Why do I get different exit status for ps | grep in a script?
In general, it's a bad idea to try the simple approach with ps
and grep
to try to determine if a given process is running.
You would be much better off using pgrep
for this:
if pgrep "varnish" >/dev/null; then
echo "Varnish in running"
else
echo "Varnish is not running"
fi
See the manual for pgrep
. On some systems (probably not on Linux), you get a -q
flag that corresponds to the same flag for grep
which gets rid of the need to redirect to /dev/null
. There's also a -f
flag that performs the match on the full command line rather than on only the process name. One may also limit the match to processes belonging to a specific user using -u
.
Installing pgrep
also gives you access to pkill
which allows you to signal processes based on their names.
Also, if this is a service daemon, and if your Unix system has a way of querying it for information (e.g., whether it's up and running or not), then that is the proper way of checking on it.
On Linux, you have systemctl
(systemctl is-active --quiet varnish
will return 0 if it's running, 3 otherwise), on OpenBSD you have rcctl
, etc.
Now to your script:
In your script, you parse the output from ps ax
. This output will contain the name of the script itself, check_varnish_pro.sh
, which obviously contains the string varnish
. This gives you a false positive. You would have spotted this if you had run it without the -q
flag for grep
while testing.
#!/bin/bash
ps ax | grep '[v]arnish'
Running it:
$ ./check_varnish_pro.sh
31004 p1 SN+ 0:00.04 /bin/bash ./check_varnish_pro.sh
Another issue is that although you try to "hide" the grep
process from being detected by grep
itself by using [v]
in the pattern. That approach will fail if you happen to run the script or the command line in a directory that has a file or directory named varnish
in it (in which case you will get a false positive, again). This is because the pattern is unquoted and the shell will perform filename globbing with it.
See:
bash-4.4$ set -x
bash-4.4$ ps ax | grep [v]arnish
+ ps ax
+ grep '[v]arnish'
bash-4.4$ touch varnish
+ touch varnish
bash-4.4$ ps ax | grep [v]arnish
+ ps ax
+ grep varnish
91829 p2 SN+p 0:00.02 grep varnish
The presence of the file varnish
will cause the shell to replace [v]arnish
with the filename varnish
and you get a hit on the pattern in the process table (the grep
process).
When you run a script named check_varnish_pro.sh
the test
ps ax | grep -q [v]arnish
is successful because there is a script named check_
varnish_pro
running.
@AlexP explains very succinctly what is actually happening, but @Kusalananda's idea of using pgrep
/pkill
for a critical process is strongly discouraged.
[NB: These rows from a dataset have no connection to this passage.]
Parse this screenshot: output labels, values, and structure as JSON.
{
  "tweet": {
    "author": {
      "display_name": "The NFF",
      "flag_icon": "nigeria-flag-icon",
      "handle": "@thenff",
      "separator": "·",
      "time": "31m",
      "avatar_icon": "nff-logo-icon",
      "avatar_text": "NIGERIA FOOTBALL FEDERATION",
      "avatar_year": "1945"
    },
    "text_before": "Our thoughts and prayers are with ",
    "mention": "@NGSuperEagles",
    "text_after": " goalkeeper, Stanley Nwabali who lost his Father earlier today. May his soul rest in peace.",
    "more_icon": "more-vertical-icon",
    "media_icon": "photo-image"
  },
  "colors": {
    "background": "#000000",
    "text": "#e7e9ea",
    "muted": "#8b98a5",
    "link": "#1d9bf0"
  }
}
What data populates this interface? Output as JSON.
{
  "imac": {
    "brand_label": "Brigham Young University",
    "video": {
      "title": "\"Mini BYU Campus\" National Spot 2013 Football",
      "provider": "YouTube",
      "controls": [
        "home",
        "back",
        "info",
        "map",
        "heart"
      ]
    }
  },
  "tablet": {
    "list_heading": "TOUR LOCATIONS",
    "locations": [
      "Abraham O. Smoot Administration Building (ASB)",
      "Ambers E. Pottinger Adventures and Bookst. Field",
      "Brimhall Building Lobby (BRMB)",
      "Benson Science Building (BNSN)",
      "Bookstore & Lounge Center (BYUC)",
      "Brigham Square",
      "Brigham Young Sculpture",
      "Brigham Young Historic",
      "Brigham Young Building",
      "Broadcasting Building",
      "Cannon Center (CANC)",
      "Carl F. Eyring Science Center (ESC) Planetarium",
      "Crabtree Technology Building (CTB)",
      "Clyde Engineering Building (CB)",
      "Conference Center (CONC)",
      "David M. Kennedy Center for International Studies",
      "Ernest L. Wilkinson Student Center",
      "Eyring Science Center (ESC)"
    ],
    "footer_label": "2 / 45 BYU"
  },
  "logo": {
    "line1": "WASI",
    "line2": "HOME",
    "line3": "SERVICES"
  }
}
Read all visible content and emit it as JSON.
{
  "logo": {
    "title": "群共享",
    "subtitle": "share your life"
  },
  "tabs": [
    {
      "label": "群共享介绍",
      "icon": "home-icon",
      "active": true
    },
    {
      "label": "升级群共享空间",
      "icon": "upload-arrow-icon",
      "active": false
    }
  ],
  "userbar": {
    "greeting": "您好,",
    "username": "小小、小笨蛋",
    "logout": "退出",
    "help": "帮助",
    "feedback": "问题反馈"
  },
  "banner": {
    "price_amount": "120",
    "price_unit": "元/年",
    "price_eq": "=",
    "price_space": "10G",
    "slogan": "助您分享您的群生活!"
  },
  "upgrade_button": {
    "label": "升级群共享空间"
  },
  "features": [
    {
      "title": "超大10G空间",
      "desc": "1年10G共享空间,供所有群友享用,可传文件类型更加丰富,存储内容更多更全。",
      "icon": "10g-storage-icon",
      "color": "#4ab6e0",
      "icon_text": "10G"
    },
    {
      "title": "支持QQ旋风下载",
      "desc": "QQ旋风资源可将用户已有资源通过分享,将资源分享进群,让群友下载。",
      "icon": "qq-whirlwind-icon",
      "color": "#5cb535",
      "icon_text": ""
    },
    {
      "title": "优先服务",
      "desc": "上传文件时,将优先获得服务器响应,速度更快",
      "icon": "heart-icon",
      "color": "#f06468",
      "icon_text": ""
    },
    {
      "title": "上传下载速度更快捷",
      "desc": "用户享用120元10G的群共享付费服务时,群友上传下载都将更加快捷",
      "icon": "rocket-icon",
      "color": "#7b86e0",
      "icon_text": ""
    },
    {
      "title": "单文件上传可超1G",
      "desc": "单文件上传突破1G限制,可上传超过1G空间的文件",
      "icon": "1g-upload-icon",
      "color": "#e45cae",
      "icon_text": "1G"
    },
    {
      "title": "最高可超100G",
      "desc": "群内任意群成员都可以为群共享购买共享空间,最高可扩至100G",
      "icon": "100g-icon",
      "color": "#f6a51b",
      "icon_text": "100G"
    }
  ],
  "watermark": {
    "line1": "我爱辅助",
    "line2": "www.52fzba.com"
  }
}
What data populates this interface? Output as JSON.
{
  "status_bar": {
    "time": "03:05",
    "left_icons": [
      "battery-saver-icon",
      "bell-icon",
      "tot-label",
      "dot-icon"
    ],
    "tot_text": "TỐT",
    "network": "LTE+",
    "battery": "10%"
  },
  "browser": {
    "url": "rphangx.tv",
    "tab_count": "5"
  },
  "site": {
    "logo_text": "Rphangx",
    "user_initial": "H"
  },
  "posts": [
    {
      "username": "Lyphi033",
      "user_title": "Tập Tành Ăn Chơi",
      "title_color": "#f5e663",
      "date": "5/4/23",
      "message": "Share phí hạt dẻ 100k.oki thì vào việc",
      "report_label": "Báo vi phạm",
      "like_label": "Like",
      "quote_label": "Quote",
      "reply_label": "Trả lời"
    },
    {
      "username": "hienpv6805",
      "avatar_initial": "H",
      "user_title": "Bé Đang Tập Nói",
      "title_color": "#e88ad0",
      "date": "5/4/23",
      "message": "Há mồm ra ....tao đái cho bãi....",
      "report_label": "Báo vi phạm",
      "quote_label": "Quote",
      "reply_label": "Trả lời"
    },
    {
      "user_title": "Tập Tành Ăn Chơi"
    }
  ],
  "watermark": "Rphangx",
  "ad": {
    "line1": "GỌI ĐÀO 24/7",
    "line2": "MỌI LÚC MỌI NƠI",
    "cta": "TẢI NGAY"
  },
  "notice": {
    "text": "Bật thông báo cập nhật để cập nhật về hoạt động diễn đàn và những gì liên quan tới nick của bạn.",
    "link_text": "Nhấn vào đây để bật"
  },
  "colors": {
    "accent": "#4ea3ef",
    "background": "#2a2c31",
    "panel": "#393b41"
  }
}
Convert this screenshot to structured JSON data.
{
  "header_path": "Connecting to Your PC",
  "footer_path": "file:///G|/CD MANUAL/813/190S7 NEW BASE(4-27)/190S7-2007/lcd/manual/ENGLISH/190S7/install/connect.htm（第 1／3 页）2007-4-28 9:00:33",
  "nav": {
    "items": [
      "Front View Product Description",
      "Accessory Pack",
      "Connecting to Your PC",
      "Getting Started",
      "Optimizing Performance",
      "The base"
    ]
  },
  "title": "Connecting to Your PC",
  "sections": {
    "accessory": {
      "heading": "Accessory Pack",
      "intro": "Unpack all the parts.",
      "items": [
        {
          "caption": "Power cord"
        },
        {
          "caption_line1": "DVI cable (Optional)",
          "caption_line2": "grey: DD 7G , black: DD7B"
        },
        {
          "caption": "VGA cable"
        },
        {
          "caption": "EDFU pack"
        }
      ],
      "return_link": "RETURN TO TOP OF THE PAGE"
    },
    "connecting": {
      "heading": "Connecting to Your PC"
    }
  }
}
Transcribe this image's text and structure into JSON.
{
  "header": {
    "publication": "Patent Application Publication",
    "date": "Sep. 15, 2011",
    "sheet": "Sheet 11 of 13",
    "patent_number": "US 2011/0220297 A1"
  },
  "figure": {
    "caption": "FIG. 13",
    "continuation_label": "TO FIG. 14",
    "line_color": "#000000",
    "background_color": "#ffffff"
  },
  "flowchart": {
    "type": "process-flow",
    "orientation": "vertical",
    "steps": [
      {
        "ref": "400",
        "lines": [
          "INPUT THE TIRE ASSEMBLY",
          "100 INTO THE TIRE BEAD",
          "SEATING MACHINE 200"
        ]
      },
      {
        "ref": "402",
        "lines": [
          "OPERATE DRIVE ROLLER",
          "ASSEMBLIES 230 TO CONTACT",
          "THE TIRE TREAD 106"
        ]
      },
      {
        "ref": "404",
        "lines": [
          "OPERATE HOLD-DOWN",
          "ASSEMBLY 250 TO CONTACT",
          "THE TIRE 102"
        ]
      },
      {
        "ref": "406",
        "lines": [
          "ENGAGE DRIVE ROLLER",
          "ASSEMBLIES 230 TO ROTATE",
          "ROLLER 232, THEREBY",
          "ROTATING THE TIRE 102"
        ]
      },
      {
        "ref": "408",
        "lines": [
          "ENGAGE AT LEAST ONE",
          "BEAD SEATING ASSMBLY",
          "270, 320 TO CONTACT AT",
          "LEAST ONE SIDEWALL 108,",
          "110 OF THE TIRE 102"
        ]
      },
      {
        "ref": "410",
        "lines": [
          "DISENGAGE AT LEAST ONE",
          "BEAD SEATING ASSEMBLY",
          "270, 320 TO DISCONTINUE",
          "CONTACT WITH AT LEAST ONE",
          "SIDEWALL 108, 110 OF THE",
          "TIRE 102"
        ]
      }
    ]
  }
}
Better solutions include:
- Asking the service whether it's running.
systemctl status varnishd
should take care of that on a modern *nix installation. If by some unfortunate circumstance you don't have a service available you can simply change the startup script to report the problem as soon as the process exits:
varnish || true some_command_to_send_an_alert_that_the_service_has_died
- Alternatively change the script that starts the service to record the PID, and then check the state periodically with
kill -0 "$pid"
.